Combating the nefarious elements of racism, injustice and indifference that threaten our wellbeing and rights to freedom of existence, economic participation, education, access to information and speech requires a whole new way of thinking, asking questions and finding new solutions to challenges. New ways that take into account the time honored values of respect, dignity and equitable treatment. It merits hard conversations and reflections about who we are, where we are coming from, why we are here and where we want to go, regardless of our skin colour and ability.

I believe the key to successfully bridging conflicts that are brought about by an “us”, “them” and “other” perspective often lie in the language or semantics we choose to use. People are asking for and yearning to be truly heard, seen and acknowledged. People are asking for justice and compassion to drive real change. I dream of and envision a future in which people overcome deep-seated issues and challenges through meaningful conversations and dialogues that heal and unlock even the hardest hearts.

I dream of and envision a future in which people, no matter what their skin colour or abilities are; have the right to exist and have equal access to economic participation, education, information and a say, that enhances their quality of life. As the first mixed-race person in my family, who by coming together charted a new path of love that rose above uncertainties and fears about the future, I hope that when family members saw me for the first time, they saw and recognized the future. A future of children who may not even have the same skin colour as their parents, still carried their hopes and dreams for a better world.
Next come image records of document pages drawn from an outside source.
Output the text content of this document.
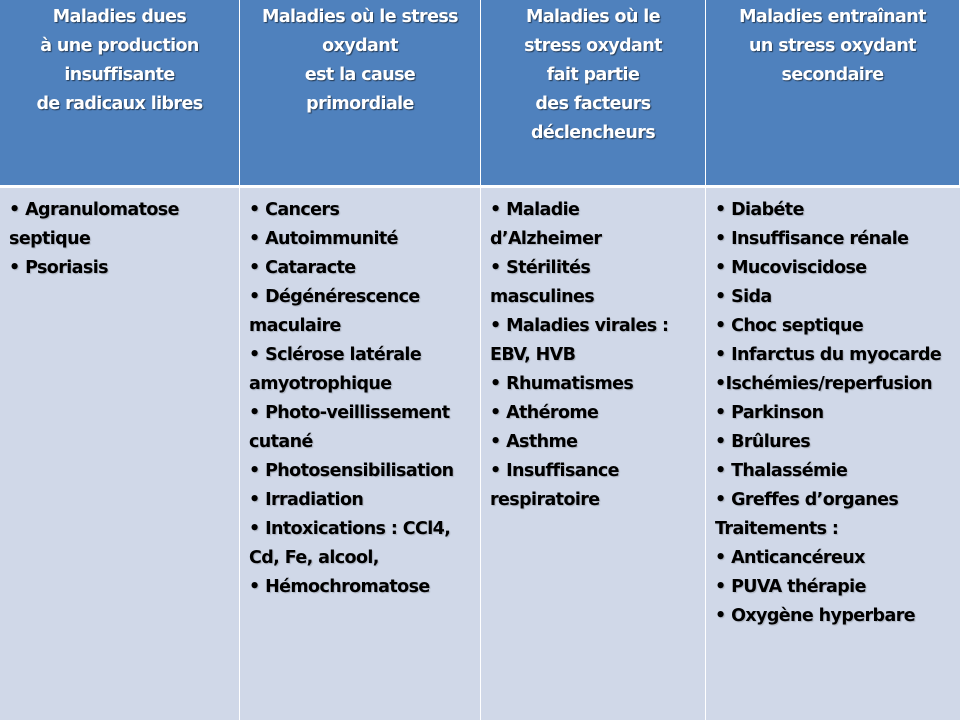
Maladies dues
à une production
insuffisante
de radicaux libres
Maladies où le stress
oxydant
est la cause
primordiale
Maladies où le
stress oxydant
fait partie
des facteurs
déclencheurs
Maladies entraînant
un stress oxydant
secondaire
• Agranulomatose
septique
• Psoriasis
• Cancers
• Autoimmunité
• Cataracte
• Dégénérescence
maculaire
• Sclérose latérale
amyotrophique
• Photo-veillissement
cutané
• Photosensibilisation
• Irradiation
• Intoxications : CCl4,
Cd, Fe, alcool,
• Hémochromatose
• Maladie
d’Alzheimer
• Stérilités
masculines
• Maladies virales :
EBV, HVB
• Rhumatismes
• Athérome
• Asthme
• Insuffisance
respiratoire
• Diabéte
• Insuffisance rénale
• Mucoviscidose
• Sida
• Choc septique
• Infarctus du myocarde
•Ischémies/reperfusion
• Parkinson
• Brûlures
• Thalassémie
• Greffes d’organes
Traitements :
• Anticancéreux
• PUVA thérapie
• Oxygène hyperbare
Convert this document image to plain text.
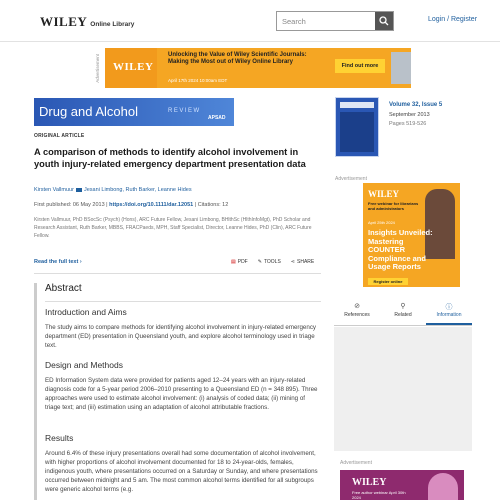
WILEY Online Library	Search	Login / Register
Advertisement WILEY
Unlocking the Value of Wiley Scientific Journals: Making the Most out of Wiley Online Library
April 17th 2024 10:00am EDT
Find out more
Drug and Alcohol	REVIEW
APSAD
ORIGINAL ARTICLE
A comparison of methods to identify alcohol involvement in youth injury-related emergency department presentation data
Kirsten Vallmuur Jesani Limbong, Ruth Barker, Leanne Hides
First published: 06 May 2013 | https://doi.org/10.1111/dar.12051 | Citations: 12
Kirsten Vallmuur, PhD BSocSc (Psych) (Hons), ARC Future Fellow, Jesani Limbong, BHlthSc (HlthInfoMgt), PhD Scholar and Research Assistant, Ruth Barker, MBBS, FRACPaeds, MPH, Staff Specialist, Director, Leanne Hides, PhD (Clin), ARC Future Fellow.
Read the full text ›	▤ PDF ✎ TOOLS ⋖ SHARE
Abstract
Introduction and Aims

The study aims to compare methods for identifying alcohol involvement in injury-related emergency department (ED) presentation in Queensland youth, and explore alcohol terminology used in triage text.

Design and Methods

ED Information System data were provided for patients aged 12–24 years with an injury-related diagnosis code for a 5-year period 2006–2010 presenting to a Queensland ED (n = 348 895). Three approaches were used to estimate alcohol involvement: (i) analysis of coded data; (ii) mining of triage text; and (iii) estimation using an adaptation of alcohol attributable fractions.

Results

Around 6.4% of these injury presentations overall had some documentation of alcohol involvement, with higher proportions of alcohol involvement documented for 18 to 24-year-olds, females, indigenous youth, where presentations occurred on a Saturday or Sunday, and where presentations occurred between midnight and 5 am. The most common alcohol terms identified for all subgroups were generic alcohol terms (e.g.

Volume 32, Issue 5
September 2013
Pages 519-526
Advertisement
WILEY
Free webinar for librarians and administrators
April 25th 2024
Insights Unveiled: Mastering COUNTER Compliance and Usage Reports
Register online
⊘
References
⚲
Related
ⓘ
Information
Advertisement
WILEY
Free author webinar April 30th 2024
A world that didn’t pin them into a box of what to conform to, based on skin colour.

As I witness family, friends and peers raise their own families and, welcome new members even during the pandemic; I am surrounded by a new generation of multiracial, multicultural and multilingual couples and children. I joy at each new story triumphing against the odds. I think – who will these children, our future, look up to? What core values and lessons will we teach these future generations?

They will need strong, confident, resilient people who though having warred and battled through challenges, emerged victorious because they dared to have real conversations. Conversations based on mutual respect and a genuine desire to understand each other and find ways to resolve conflict, and to rebuild the future on firmer foundations. No child should have to grow up in fear simply because he or she looks different. These children are the face of the future – a future that says true unity and love across what people said was impossible, is after all, possible.